Great Expectations - Part 2
copyright 2006, Lani Wiens
a fresh flowers original
I wasn't originally planning on having a part two to this flower but one seems to have popped up and deserves recognition. Many of you could relate to last week's diaganosis of R.U. E. (ridiculously unrealistic expectations). On Sunday morning a friend jokingly accused me of propogating the illness!! My husband was away all weekend at a men's retreat and believe it or not I managed, in my very pregnant state to get four of my five kids (one was at a friend's house) ready for church, do my own hair a little more fancy than usual as well as my daughter's and arrive for church on time (we rarely get to church on time). So my friend looked at all that and figured that it wasn't quite fair since she has two kids, her husband was home and she had only managed a ponytail that morning. I assured her she needed to hear the rest of the story. The only reason this feat was accomplished was because my kids woke me up before 6:00 AM and even moving as slowly as I was I could get done what needed to be done because I had so much time and they were unusually cooperative - and really, I only needed to dress myself and the two year old - the rest can do it on their own.

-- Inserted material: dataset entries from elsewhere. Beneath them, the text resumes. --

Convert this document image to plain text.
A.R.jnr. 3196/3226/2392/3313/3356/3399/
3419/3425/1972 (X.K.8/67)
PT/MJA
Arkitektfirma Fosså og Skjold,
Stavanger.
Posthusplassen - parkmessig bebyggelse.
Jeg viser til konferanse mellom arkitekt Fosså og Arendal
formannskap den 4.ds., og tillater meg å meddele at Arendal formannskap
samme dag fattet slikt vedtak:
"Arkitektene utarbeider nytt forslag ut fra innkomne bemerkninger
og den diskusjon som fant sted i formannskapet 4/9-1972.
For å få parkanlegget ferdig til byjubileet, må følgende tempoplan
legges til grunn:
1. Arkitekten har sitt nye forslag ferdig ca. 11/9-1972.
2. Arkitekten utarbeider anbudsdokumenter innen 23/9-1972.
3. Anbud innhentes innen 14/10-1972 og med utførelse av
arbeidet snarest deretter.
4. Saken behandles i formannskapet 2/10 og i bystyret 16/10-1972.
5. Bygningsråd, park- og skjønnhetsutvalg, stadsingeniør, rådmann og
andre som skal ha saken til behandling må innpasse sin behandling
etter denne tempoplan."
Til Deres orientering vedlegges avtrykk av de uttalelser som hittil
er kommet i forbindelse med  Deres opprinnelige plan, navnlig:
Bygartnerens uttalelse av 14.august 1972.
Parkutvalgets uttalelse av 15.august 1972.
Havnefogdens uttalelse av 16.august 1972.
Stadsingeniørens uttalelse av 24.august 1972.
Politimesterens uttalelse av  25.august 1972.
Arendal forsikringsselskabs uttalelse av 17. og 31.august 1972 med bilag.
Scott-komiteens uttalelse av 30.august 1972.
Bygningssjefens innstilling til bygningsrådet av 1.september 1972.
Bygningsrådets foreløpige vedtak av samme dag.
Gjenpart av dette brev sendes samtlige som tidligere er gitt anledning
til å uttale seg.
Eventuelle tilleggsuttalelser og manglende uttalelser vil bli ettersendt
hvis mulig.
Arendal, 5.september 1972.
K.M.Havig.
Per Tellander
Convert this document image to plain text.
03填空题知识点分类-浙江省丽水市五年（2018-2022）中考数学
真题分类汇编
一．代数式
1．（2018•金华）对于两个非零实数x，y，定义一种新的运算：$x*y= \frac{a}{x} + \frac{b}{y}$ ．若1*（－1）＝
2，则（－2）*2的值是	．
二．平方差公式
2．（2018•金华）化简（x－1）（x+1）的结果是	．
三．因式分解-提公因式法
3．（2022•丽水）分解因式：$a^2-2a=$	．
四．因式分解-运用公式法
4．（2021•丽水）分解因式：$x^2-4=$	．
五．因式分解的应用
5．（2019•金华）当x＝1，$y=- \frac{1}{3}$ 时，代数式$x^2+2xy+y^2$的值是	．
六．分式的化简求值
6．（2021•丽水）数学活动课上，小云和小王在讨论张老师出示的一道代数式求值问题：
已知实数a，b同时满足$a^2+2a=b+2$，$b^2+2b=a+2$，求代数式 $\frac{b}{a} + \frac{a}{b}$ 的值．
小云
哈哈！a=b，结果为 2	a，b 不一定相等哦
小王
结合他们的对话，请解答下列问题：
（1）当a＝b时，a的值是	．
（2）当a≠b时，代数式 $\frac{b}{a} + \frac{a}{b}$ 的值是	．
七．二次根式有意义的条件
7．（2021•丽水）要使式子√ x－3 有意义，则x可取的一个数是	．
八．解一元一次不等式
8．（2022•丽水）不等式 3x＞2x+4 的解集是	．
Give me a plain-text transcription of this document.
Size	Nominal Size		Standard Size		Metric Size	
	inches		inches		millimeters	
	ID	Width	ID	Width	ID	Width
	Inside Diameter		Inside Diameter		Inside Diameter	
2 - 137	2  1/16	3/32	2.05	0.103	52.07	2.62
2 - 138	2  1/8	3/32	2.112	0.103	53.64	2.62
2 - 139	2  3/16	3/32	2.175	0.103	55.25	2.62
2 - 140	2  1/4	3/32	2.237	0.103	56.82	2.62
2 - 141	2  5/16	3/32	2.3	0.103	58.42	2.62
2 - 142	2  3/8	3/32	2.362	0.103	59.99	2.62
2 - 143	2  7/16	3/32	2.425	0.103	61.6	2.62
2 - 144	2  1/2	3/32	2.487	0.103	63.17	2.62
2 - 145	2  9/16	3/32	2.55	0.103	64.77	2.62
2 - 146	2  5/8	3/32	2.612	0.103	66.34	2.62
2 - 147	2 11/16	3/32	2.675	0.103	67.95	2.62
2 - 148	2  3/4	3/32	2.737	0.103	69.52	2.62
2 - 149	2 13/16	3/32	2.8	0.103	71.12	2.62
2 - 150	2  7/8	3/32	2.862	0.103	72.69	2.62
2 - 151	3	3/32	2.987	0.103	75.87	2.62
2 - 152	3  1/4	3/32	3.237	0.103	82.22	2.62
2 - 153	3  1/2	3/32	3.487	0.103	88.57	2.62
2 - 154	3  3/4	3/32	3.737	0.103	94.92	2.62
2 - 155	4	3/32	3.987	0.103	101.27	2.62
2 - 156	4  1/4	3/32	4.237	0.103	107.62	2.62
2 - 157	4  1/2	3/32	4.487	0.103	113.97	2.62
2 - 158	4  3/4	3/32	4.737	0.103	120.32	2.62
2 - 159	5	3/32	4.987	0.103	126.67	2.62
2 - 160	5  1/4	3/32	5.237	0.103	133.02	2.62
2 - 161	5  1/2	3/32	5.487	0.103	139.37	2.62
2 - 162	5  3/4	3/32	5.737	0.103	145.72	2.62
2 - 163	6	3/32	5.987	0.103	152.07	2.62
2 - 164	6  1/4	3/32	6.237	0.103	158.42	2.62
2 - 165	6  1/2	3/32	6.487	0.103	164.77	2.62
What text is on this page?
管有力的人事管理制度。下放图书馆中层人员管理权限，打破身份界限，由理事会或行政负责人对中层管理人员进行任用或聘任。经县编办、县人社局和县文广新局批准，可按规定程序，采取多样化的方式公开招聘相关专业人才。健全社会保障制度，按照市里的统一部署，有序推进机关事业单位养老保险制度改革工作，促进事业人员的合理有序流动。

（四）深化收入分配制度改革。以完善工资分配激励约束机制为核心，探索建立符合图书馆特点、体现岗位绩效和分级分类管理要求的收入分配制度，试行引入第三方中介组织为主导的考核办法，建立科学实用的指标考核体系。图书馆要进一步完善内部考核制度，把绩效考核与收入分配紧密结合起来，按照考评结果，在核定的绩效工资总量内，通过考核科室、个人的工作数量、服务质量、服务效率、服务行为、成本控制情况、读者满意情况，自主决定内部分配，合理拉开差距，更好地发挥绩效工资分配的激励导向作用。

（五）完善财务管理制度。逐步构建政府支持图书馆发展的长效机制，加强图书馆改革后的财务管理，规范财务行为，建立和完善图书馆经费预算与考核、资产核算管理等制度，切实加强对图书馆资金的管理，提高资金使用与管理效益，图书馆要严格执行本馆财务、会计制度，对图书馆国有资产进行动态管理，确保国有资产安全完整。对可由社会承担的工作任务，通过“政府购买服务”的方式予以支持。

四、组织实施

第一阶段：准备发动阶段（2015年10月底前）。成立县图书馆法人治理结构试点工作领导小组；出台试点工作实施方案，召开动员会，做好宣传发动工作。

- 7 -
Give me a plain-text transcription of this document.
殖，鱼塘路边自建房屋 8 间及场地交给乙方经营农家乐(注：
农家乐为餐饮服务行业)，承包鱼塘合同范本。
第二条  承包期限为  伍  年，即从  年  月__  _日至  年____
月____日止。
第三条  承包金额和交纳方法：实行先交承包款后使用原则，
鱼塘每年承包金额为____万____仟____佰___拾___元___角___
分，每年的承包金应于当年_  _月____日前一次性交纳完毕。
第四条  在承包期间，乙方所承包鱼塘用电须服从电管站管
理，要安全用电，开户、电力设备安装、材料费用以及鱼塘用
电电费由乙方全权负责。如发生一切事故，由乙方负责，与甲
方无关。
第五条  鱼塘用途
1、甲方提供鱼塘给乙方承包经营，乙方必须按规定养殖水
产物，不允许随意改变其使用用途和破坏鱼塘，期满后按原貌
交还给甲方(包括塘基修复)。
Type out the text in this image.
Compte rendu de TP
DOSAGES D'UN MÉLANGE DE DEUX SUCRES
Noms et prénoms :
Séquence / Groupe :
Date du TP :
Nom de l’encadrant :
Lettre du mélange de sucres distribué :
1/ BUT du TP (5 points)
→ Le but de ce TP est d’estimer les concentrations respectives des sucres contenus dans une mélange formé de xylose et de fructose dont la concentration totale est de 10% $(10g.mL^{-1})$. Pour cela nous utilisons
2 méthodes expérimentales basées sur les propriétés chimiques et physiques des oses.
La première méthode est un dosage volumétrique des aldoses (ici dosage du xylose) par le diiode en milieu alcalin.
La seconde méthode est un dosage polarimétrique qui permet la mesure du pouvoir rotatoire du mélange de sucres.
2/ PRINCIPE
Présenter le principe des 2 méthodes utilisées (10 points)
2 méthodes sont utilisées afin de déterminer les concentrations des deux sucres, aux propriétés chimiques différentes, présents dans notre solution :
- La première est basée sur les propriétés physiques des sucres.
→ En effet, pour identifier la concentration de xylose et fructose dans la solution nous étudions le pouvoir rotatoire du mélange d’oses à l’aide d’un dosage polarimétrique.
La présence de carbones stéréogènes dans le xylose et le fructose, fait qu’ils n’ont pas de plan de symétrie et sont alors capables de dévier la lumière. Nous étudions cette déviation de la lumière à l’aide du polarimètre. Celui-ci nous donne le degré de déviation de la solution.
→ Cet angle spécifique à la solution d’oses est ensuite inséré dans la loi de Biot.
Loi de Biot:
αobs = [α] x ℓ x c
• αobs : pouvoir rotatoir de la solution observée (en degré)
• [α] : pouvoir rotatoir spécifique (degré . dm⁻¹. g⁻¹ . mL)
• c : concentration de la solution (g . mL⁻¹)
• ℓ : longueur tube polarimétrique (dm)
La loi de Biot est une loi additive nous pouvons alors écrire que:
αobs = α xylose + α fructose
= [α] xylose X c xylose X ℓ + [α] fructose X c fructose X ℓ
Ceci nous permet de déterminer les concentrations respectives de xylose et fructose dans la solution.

However, that interaction caused me to miss most of the sermon that morning because I couldn't stop thinking about it. There are a couple more components to this expectation business that can't be ignored. The expectations we place on other people based on our own capabilities and God-given tasks and the expectations we take on from other people based on their capabilities and God-given tasks. Let me illustrate.
We have a large family by today's standards. When people learn that I am about to have our sixth child jaws drop and eyes roll back. For us, it isn't really a big deal. We always wanted to have a large family. Children are a God-given role for me. I have been a babysitter from the time I was old enough to do it. I have more than a dozen nieces and nephews. I've worked in children's ministry in one form or another for about twenty years. It is not uncommon to have a few extra children running through our house. I am not a perfect mother or parent, I lose it, I get overwhelmed with all of them at times, sometimes I wonder at my sanity and some days I can barely handle having one child around. However, in the grand scheme of things God has equipped me to have a large 'children capacity'. Not everyone has that capacity. For some one or two children is the maximum 'children capacity' that they carry. It would be absolutely wrong for me to put on that person an expectation that because they only have one or two children that they are somehow inferior or inadequate (if I have done that inadvertently to anyone reading this I sincerely apologize).
Only just recently was I convicted about my attitude in that. A dear sister in the Lord pointed out that all of our plates are full, just with different things. For some the largest portion may be children, for some the largest portion may be ministry or working in the marketplace. It is not our place to judge someone else's capacity to do certain things. I wouldn't expect my two year old to do the things that my nine year old can do, that would be ridiculous, but we do it to one another quite often.
As it says in Romans 12, "For by the grace given me I say to every one of you: Do not think of yourself more highly than you ought...Just as each of us has one body with many members, and these members do not all have the same function...We have different gifts, according to the grace given us....." Where would I be if everyone had the same size family that I do? There would be no one able to help me in a time of need. In the same way if someone is saying to me that I should be, oh, let's say, keeping five gardens so that I can feed the poor and I give myself to that at the expense of my children I will not be fulfilling my God-given task.
On the flip side of this is that we must not look at what someone else does and condemn ourselves for not being able to do the same. I do this to myself all the time. I look at what someone else is doing and think that I should be able to do that, too. This is also not right. My mother can sew faster than anyone I know. In one week she took a bunch of little scraps of fabric and made them into a completely finished quilt. It was beautiful. If I take that expectation on myself I would make myself and those around me crazy. There are many factors to look at, for one thing my mom has been sewing for far longer than I have. She no longer has children at home. She has a top of the line 'make you coffee' sewing machine. She is semi-retired. She has time, resources and skills available to her that I don't have. So I should not expect that I can do the things that she can. I need to be content with my time, resources and skills that I have at my disposal right now. There may be a season down the road in which God will give that kind of time, resource and skill but it isn't now. Sometimes the season in our life is our limiting factor.
Each of us is given tasks to carry out by the Lord as it says, "We are God's workmanship, created in Christ Jesus to do good works, which God prepared in advance for us to do." (Eph 2:10) To some He will give the task of leading multitudes and to some He will give the task of working with their hands. As it says in Proverbs we need to look well to the ways of our household. Not all of us can sing or dance or draw. Not all of us can teach, weld or sail a ship. Be content with the tasks that God has assigned to you right now. They may be different than what you used to do. They may change in the future.
There is something that we can expect with all hope and no fear, that God will do what He says He will. All His promises will come to pass. That is, indeed, a great expectation.